In this context it is worth recalling the two basic principles on which every genuinely democratic order depends, according to political scientists Daniel Ziblatt and Steven Levitsky: Respect for rather than hostility toward political opponents (»mutual toleration«) and restraint in using executive powers (»forbearance«). In the Republican party both principles had become obsolete long before Trump. Instead, ever since the Reagan years that party has been laying the groundwork for a deal with right-wing religious organizations (think of the Heritage Foundation here, for example) to launch a »conservative revolution« against the »long march of cultural Marxism.« Starting January 20, it can put that project into effect, one that the European right has dreamed of since the 1920s.

On the other hand, Democrats in the United States have adhered to those principles longer and more consistently. But that has also had negative consequences, not least that, between 2014 and 2016, Barack Obama failed to prepare the country sufficiently for the dangers of a Trump presidency. Now Biden has followed the Republicans‹ precedent in abandoning at least one of those principles in order to save his son. But then again, he may have realized that one cannot counter this authoritarian menace by relying solely on hitherto cherished principles and methods. »At a certain point you have to stop bringing a melon baller to a knife fight«, as journalist Jonathan Capehart commented on Biden’s unprecedented decision.

For a decade now the MAGA movement has shaped not only the political agenda and culture of the United States; it has also influenced other countries and societies around the world in numerous ways.
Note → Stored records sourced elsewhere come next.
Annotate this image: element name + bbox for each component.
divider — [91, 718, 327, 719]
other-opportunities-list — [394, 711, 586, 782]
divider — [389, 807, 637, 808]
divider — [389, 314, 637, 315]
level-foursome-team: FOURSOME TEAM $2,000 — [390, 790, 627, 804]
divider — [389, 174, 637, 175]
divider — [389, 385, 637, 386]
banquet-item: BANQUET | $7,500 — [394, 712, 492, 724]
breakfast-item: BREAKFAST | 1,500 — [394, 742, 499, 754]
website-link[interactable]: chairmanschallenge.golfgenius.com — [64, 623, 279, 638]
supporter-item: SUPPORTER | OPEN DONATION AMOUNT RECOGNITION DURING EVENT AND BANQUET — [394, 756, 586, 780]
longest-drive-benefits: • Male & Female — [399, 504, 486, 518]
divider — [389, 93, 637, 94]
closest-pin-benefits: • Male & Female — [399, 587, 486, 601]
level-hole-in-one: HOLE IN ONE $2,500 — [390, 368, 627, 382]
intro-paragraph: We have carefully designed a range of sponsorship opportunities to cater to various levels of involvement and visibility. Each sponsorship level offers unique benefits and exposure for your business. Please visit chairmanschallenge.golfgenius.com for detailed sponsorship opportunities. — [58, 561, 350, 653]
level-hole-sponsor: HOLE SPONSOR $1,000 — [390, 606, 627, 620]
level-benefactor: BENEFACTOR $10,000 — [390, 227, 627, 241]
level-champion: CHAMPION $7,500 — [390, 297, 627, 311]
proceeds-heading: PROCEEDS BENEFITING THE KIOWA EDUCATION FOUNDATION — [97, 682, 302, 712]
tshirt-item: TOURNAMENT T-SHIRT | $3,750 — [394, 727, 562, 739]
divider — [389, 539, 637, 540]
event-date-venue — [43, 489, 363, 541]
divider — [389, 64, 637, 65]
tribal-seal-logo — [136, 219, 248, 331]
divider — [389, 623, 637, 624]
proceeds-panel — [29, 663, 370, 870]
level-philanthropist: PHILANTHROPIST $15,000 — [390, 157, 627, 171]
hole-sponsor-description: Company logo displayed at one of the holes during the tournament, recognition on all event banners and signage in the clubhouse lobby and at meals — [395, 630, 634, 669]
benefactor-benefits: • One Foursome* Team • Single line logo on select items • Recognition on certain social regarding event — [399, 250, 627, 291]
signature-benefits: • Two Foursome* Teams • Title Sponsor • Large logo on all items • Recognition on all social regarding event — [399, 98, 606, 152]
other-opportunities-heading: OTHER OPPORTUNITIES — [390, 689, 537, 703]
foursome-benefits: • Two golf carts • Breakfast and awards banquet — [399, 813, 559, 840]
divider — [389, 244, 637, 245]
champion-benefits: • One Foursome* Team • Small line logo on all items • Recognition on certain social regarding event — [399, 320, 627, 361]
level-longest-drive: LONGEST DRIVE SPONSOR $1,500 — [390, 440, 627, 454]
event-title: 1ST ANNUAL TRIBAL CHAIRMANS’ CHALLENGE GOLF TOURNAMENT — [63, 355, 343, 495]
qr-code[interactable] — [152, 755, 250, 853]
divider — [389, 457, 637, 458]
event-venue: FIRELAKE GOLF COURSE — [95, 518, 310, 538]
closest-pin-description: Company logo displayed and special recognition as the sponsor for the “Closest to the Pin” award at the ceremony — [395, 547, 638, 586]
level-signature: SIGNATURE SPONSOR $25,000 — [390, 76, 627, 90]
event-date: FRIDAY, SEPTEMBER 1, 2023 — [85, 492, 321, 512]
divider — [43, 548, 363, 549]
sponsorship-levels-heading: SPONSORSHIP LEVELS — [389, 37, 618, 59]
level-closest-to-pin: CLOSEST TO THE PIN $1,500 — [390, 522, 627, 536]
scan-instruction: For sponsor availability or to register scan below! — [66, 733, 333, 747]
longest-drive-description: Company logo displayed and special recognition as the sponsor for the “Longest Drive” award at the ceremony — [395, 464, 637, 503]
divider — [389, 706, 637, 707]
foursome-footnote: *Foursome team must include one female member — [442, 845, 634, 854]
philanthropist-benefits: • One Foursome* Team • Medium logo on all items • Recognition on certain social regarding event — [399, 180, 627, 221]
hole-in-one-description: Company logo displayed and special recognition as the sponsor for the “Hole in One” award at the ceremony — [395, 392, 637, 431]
Many Americans worry about what it might mean concretely that Trump, with his 2024 electoral victory, was able completely to take over one of the two foundational parties of this country. Still, the number of those who do care is clearly too low, as indicated not least by a once-again lower voter turnout rate of just over 60%. As long as the balance is so mixed, there are reasons for confidence and for despair – especially if viewed from the outside, with so many other uncertainties and ongoing crises around the world.

One thing does seem certain on the eve of a second Trump presidency. The question of how liberal societies can push back against illiberal yet democratically legitimated forces is not one for the USA alone to answer. It has become acute in many other democracies as well, many seething with authoritarian tendencies. Anti-authoritarian forces will have to find strategic and programmatic responses without themselves becoming undemocratic. It depends on their success whether liberal democracy on the whole will have a future in the 21st century.